Why now, of all times?

His mother needed him.

He didn't care about systems, cultivation, or some cosmic game run by a bored puppet master.

To make it worse, this "system" had dropped a bombshell and expected him to leave just like that?

He wanted to hold his mother. Tell her it would be okay. Even if it was a lie.

He didn't want to die.

He'd read the stories. The tropes. Protagonists thrown into other worlds, forced to train for centuries, even millions of years.

But how could someone live for so long… and still remember their mother? Their family?

The people they only shared a few short years with?

It wasn't realistic.

He didn't want to forget.

He didn't want to regret.

The so-called system was unreliable as hell.

No explanation. No manual. No functions. Not even a status window.

How the hell had it even bound itself to him?

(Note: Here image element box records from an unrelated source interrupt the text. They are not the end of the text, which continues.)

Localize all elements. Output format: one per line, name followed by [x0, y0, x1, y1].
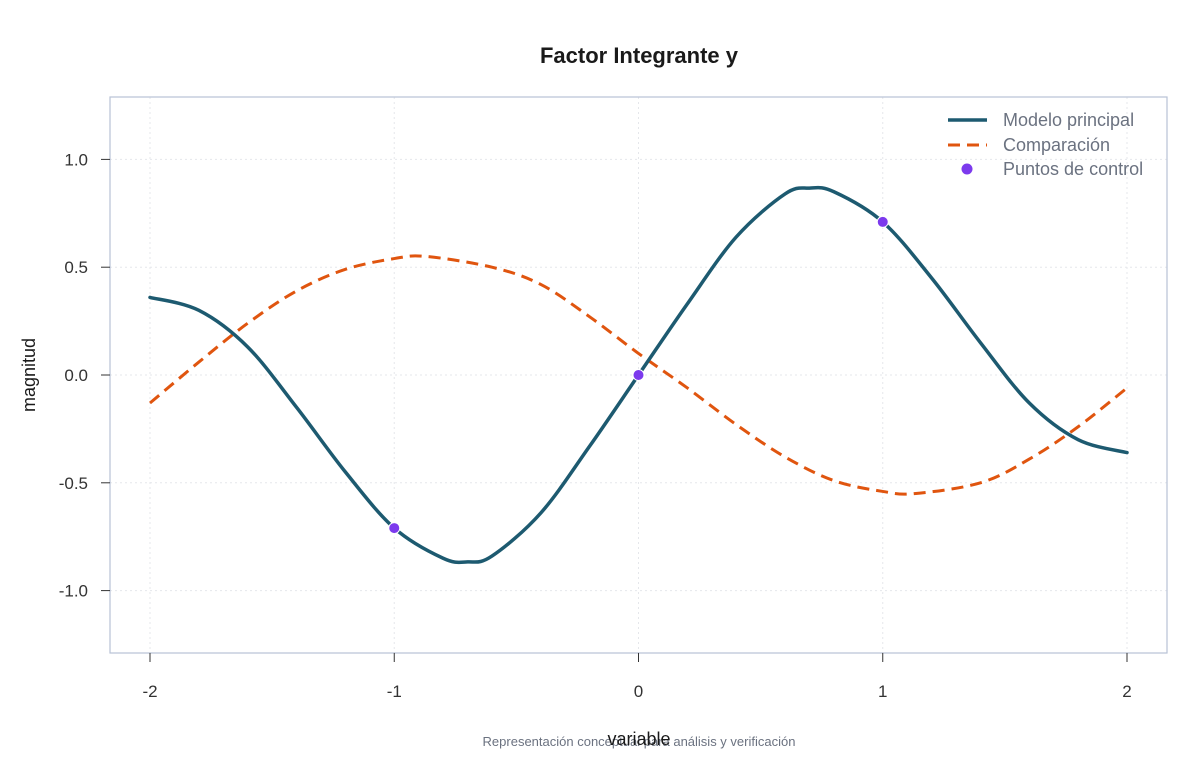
x-tick-label: -1: [387, 682, 402, 701]
legend-marker: [961, 163, 973, 175]
x-tick-label: 1: [878, 682, 887, 701]
legend: Modelo principal Comparación Puntos de con…: [948, 110, 1143, 179]
chart-caption: Representación conceptual para análisis …: [483, 734, 796, 749]
series-layer: [148, 185, 1129, 565]
y-tick-label: -0.5: [59, 474, 88, 493]
legend-label: Modelo principal: [1003, 110, 1134, 130]
y-tick-label: 0.5: [64, 258, 88, 277]
x-axis: -2 -1 0 1 2: [142, 653, 1132, 701]
control-point: [632, 369, 645, 381]
y-tick-label: 1.0: [64, 150, 88, 169]
legend-label: Comparación: [1003, 135, 1110, 155]
x-tick-label: -2: [142, 682, 157, 701]
x-tick-label: 0: [634, 682, 643, 701]
control-point: [876, 215, 889, 228]
chart-title: Factor Integrante y: [540, 43, 739, 68]
x-tick-label: 2: [1122, 682, 1131, 701]
y-axis: -1.0 -0.5 0.0 0.5 1.0: [59, 150, 110, 601]
y-axis-label: magnitud: [19, 338, 39, 412]
y-tick-label: 0.0: [64, 366, 88, 385]
x-axis-label: variable: [607, 729, 670, 749]
grid: [110, 97, 1167, 653]
legend-label: Puntos de control: [1003, 159, 1143, 179]
series-line-comparacion: [149, 254, 1128, 496]
y-tick-label: -1.0: [59, 582, 88, 601]
control-point: [388, 522, 401, 535]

In the novels, protagonists always had a choice a glowing screen, a button, maybe even a contract signed in blood. Some were granted their systems by gods, others by negotiating with ancient beings or AI.

But him?

Nothing.

No choice. No warning. Just a voice in his head and the beeping that tore through his sleep and sanity.

He didn't even know what kind of system it was.

Some lucky bastards got slacker systems, letting them level up in their sleep. Others received cashback systems, god-tier inventories, intelligence boosters, or infinite respawns.

But him?

Nothing.

No perks. No introductions. Just silence… and a mission.

And now he was being dragged — no, dumped — into some unknown mission world.

Where could he complain?

Where was the support button? The admin? A customer care line?

Who would listen to his grievance?

Who the hell gave this system the right to hijack his life?

Martin clenched his fists, fury burning behind his eyes.

All he wanted was to talk to the one behind it all just once.

Not to fight.

Not to beg.

Just to ask… why?

Why him?

Why now?

Why tear him away from the only person he still loved?

Despite his frustration, the system didn't respond.

It was like it never even existed in the first place.

Martin was left alone with his thoughts.

He wondered if he'd ever see his mother again.

And if what that unreliable thing had said was true… she didn't have much time left.

He didn't care about school. Or work. Or anything else.

Apart from his mother, no one would miss him.

He was a background mob in a classic novel the kind the author didn't bother to name. Just one of "the people watching." A face in the crowd.

And he knew it.

The only regret he had left…

Was leaving her.

He shouted in his mind, nothing replied. The beeping sound was gone.

Like an angry bull he wished to tear that thing apart. He was seething and helpless.